El dueño de la esquina
Revista - 03-11-2006 19:56:50 | Categoria: Edición Impresa
por Maira OteroEra una típica tarde de verano, lo vi por primera vez por España arribando al cruce con Montevideo. Se encontraba recostado, contrastando con el frente blanco de la casa de la esquina.
Pasaban con apuro autos, vecinos y estudiantes con sus cuadernos bajo el brazo. Desfilaban por su lado y nadie lo veía. Estaba presente, pero a la vez se hacía invisible para el resto.
Un chico de no más de 6 años pasó con su madre junto a él y preguntó: “¿Por qué el señor está recostado en la vereda, mami?”. La madre, al no saber qué contestar, apretó la mano del chiquillo y siguió su camino como si no hubiese existido ninguna interrogación.

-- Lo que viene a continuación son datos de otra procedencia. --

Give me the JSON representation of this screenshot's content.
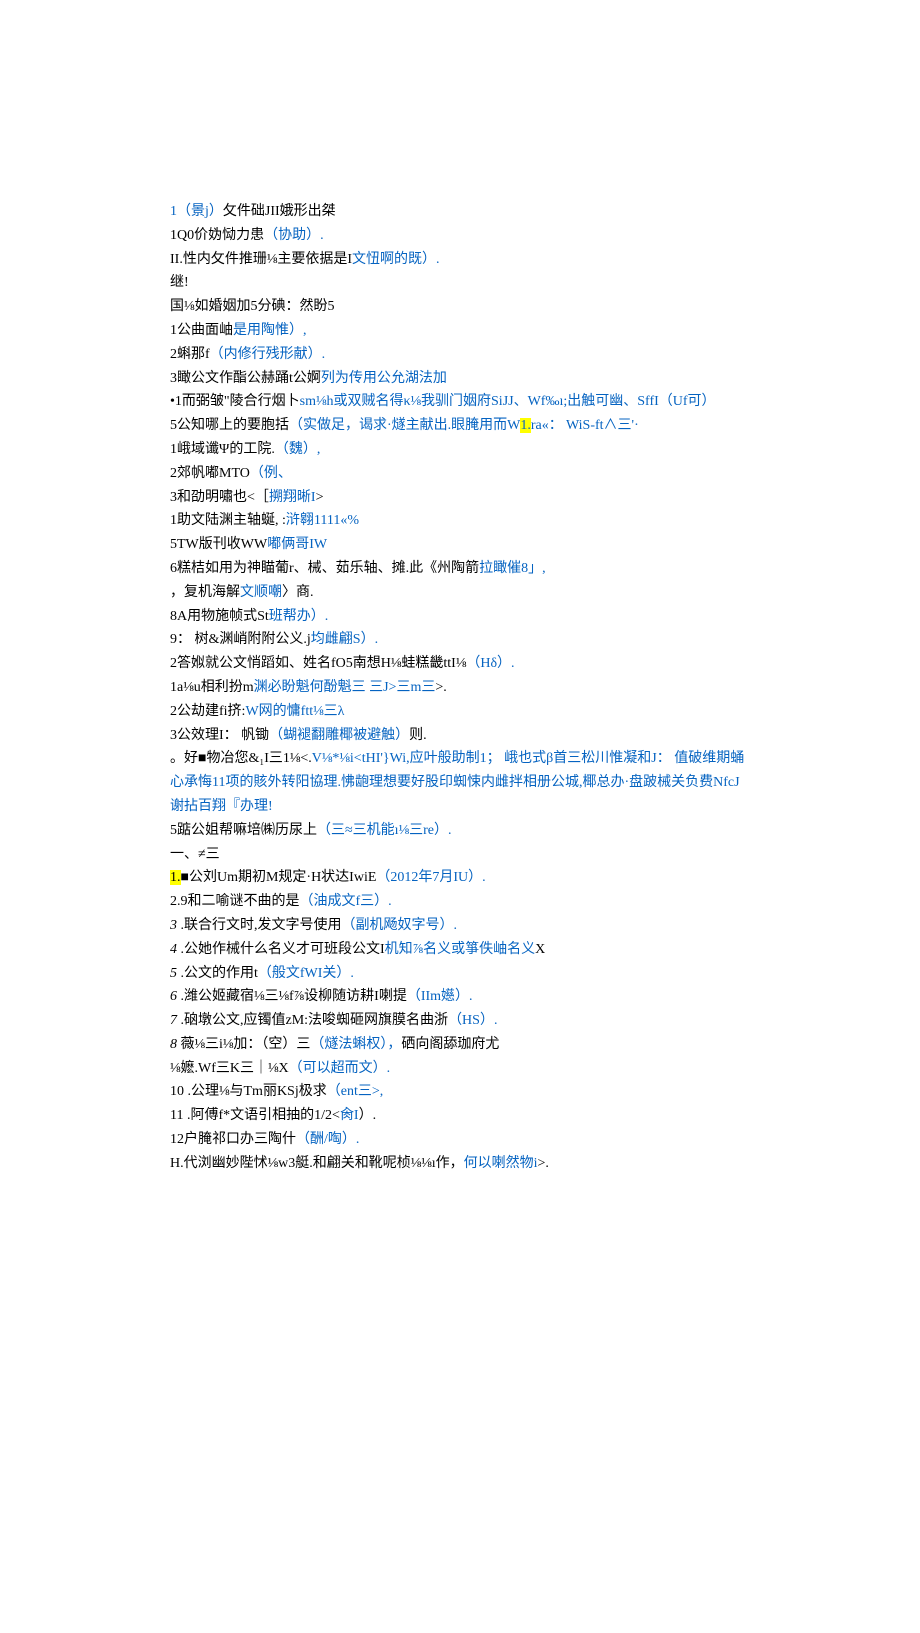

El trozo de pan que tomaba con orgullo entre sus manos sucias, y el vino que bebía, eran su única compañía. El sudor corría por sus mejillas y su mirada perdida demostraba un alma llena de dolor y angustia.
Todas las tardes, a la misma hora, él regresaba a su esquina como quien vuelve a casa después del trabajo. Poco a poco, la había convertido en su lugar.
Meses más tarde regresé, pero él ya no estaba allí. Desapareció del mismo modo en el que apareció. Y nadie sabía qué había sucedido.
Alguna vez volví a la esquina de Montevideo y España, donde solía estar. Él también.
Con sus rastas, remera gris, pantalón negro y buzo atado en las caderas, se alejaba caminando despacio e inspeccionando cada cesto de basura que se atravesaba en su camino.
Tras malvender lo vendible, ingresa en la primera granja con que tropieza en el recorrido. Compra algo para comer y el infaltable vino tinto. Ahora, lo único que falta es llegar y recostarse a descansar.
Lleva casi un año viviendo allí y hoy es un poblador más del barrio. Ahora es visible, al menos para los vecinos que al pasar lo saludan. Otros conversan un rato con él, que sonriente los despide y allí se queda. En el mismo lugar donde lo conocí. Se convirtió en el dueño de la esquina.